Abstract

Promyelocytic leukemia (PML) nuclear bodies (PML-NBs), also referred to as nuclear domain 10 (ND10), have emerged as a cellular subnuclear structure that mediates an intrinsic defense against viral infections via chromatin-based mechanisms. This structure is defined as nuclear protein accumulations consisting of >100 different factors including the major components PML, hDaxx, Sp100, and SUMO. After infection with human cytomegalovirus (HCMV), which is a herpesvirus of major clinical relevance, PML-NBs are able to induce the silencing of viral immediate-early (IE) gene expression. The tegument protein pp71 of HCMV efficiently antagonizes this PML-NB-based repression by inducing the proteasomal degradation of hDaxx thus facilitating the initiation of IE gene expression. Subsequently, the newly synthesized IE1 protein of HCMV disrupts PML-NBs via a deSUMOylation of PML thereby activating lytic replication.

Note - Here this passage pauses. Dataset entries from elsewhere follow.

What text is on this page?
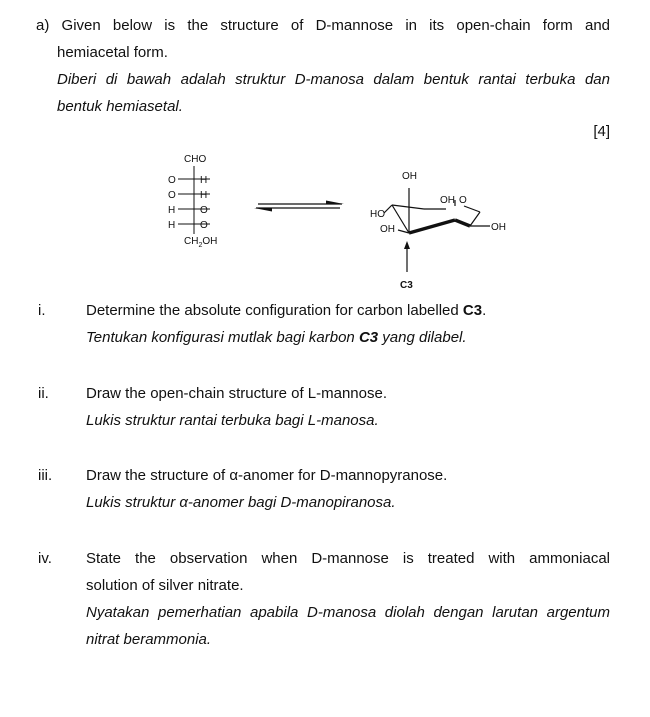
a) Given below is the structure of D-mannose in its open-chain form and

hemiacetal form.

Diberi di bawah adalah struktur D-manosa dalam bentuk rantai terbuka dan

bentuk hemiasetal.

[4]
CHO
O H
O H
H O
H O
$CH_2OH$
OH
OH O
HO
OH	OH
C3
i.	Determine the absolute configuration for carbon labelled C3.
Tentukan konfigurasi mutlak bagi karbon C3 yang dilabel.
ii. Draw the open-chain structure of L-mannose.
Lukis struktur rantai terbuka bagi L-manosa.
iii. Draw the structure of α-anomer for D-mannopyranose.
Lukis struktur α-anomer bagi D-manopiranosa.
iv. State the observation when D-mannose is treated with ammoniacal
solution of silver nitrate.
Nyatakan pemerhatian apabila D-manosa diolah dengan larutan argentum
nitrat berammonia.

By infection of PML as well as hDaxx knockdown cells, we show that both factors contribute to the deposition of repressive chromatin at the major immediate-early promoter of HCMV thus further confirming the epigenetic silencing mechanism. PML-NB proteins were hypothesized to play a role for both lytic replication as well as for the establishment of latency. However, recent evidence using the latency model of THP1 monocytic cells suggested that PML, Sp100, and hDaxx primarily act as cellular restriction factors that affect the efficacy of differentiation-induced reactivation of HCMV from latency.